50 years of International Construction magazine: Part 2 - the 1960s
By Helen Wright05 March 2012
The 1960's were the backdrop to some of the largest infrastructure projects the world had ever seen.
Ambition was everywhere - from the massive Churchill Falls hydroelectric power plant in Canada, which cost CA$ 1 billion to develop at the time (the equivalent to about US$ 6.3 billion in today's money), to the birth of high speed rail in Japan and the construction of the iconic Kennedy Space Centre Vehicle Assembly Building in Florida, US, which to this day remains the largest single-storey building in the world.
As well as documenting these huge projects, iC also featured reports on the use of pre-fabricated materials and in-situ construction techniques, which was becoming more mainstream, as well as pioneering new electronic site investigation technology, which was being developed at the same time as the first computers.
And some familiar names were at the forefront of developments when it came to new technology for construction equipment. For instance, iC November 1965 contained a feature on an early construction machinery simulator, which was developed by Caterpillar.
In order to test how a machine that had not yet been built might cope with a rough stretch of road, the simulator consisted of a ride platform including a seat and controls, a drive mechanism and an analogue computer which directed the drive unit using a mathematical model of the vehicle being evaluated.
While this was ahead of its time, a host other developments were also taking place in the construction machinery world during that decade, with manufacturers focussed in particular on the development of high pressure hydraulic systems and the introduction of hydrostatic powered steering.
In fact, 1969 was a very busy year in terms of new launches - featuring a Bauma exhibition in Munich, Germany, a Conexpo show in Chicago, US, and a Samoter exhibition in Verona, Italy.
As it still does today, iC followed the latest launches closely, documenting new machines from still familiar names such as Putzmeister, which introduced a new concrete pump at that year's Bauma show which was capable of handling up to 60 m3 per hour at heights of up to 14 m, to Liebherr, which caused a buzz at the show with the launch of its 971 hydraulic excavator.

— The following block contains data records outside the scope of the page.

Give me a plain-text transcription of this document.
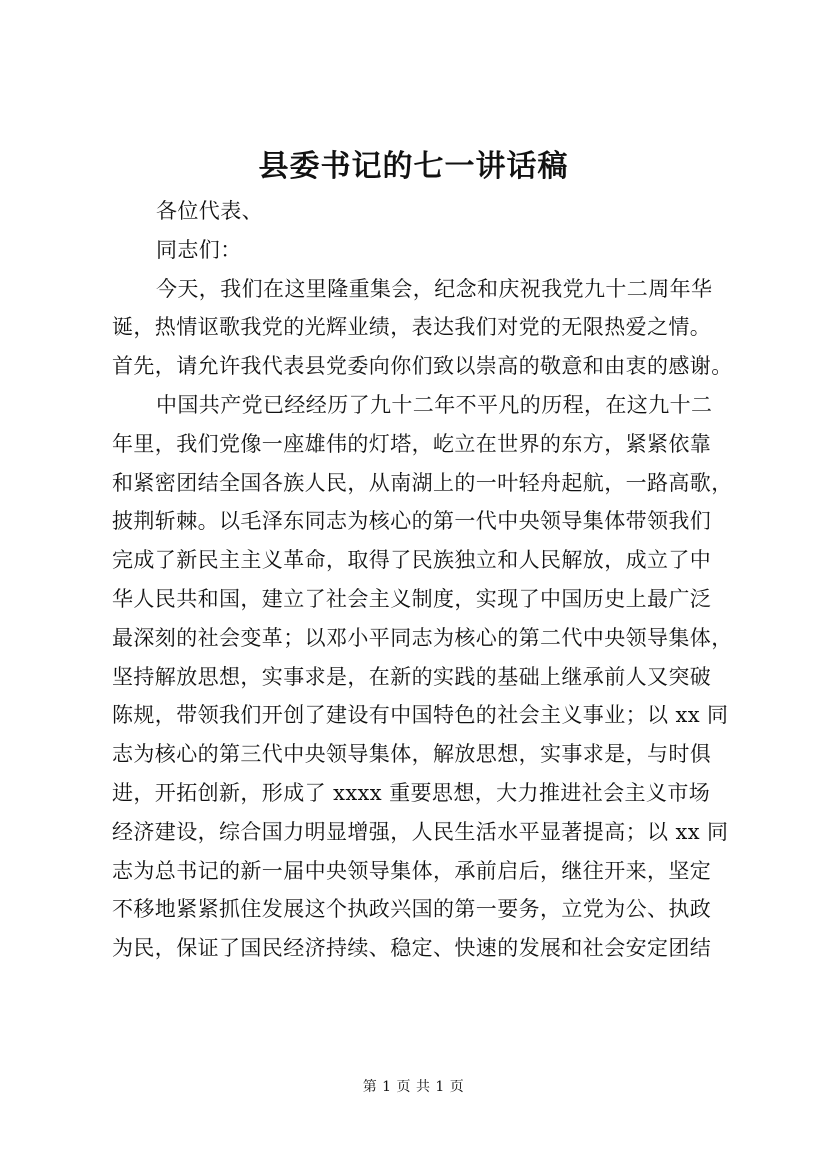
县委书记的七一讲话稿
各位代表、
同志们：
今天，我们在这里隆重集会，纪念和庆祝我党九十二周年华
诞，热情讴歌我党的光辉业绩，表达我们对党的无限热爱之情。
首先，请允许我代表县党委向你们致以崇高的敬意和由衷的感谢。
中国共产党已经经历了九十二年不平凡的历程，在这九十二
年里，我们党像一座雄伟的灯塔，屹立在世界的东方，紧紧依靠
和紧密团结全国各族人民，从南湖上的一叶轻舟起航，一路高歌，
披荆斩棘。以毛泽东同志为核心的第一代中央领导集体带领我们
完成了新民主主义革命，取得了民族独立和人民解放，成立了中
华人民共和国，建立了社会主义制度，实现了中国历史上最广泛
最深刻的社会变革；以邓小平同志为核心的第二代中央领导集体，
坚持解放思想，实事求是，在新的实践的基础上继承前人又突破
陈规，带领我们开创了建设有中国特色的社会主义事业；以 xx 同
志为核心的第三代中央领导集体，解放思想，实事求是，与时俱
进，开拓创新，形成了 xxxx 重要思想，大力推进社会主义市场
经济建设，综合国力明显增强，人民生活水平显著提高；以 xx 同
志为总书记的新一届中央领导集体，承前启后，继往开来，坚定
不移地紧紧抓住发展这个执政兴国的第一要务，立党为公、执政
为民，保证了国民经济持续、稳定、快速的发展和社会安定团结
第 1 页 共 1 页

The magazine also tracked the rise Japanese construction equipment manufacturers during the 1960's, in particular the development of new compact machinery. Names like Hino Motors, Mitsubishi, Kato Works and Komatsu started appearing in iC towards the end of the decade, heralding the start of a new era.
But as it looked ahead, the construction equipment industry didn't always get everything right. One particularly fascinating report in the September 1965 issue detailed imaginative offerings at the General Motors Futurama exhibit during the New York World's Fair.
The concept vehicles of the future (pictured) included a machine that could convert jungle to motorway in just one pass, and advanced tree clearance using laser cutters. Strangely, these ideas don't seem to have made it far from the drawing board.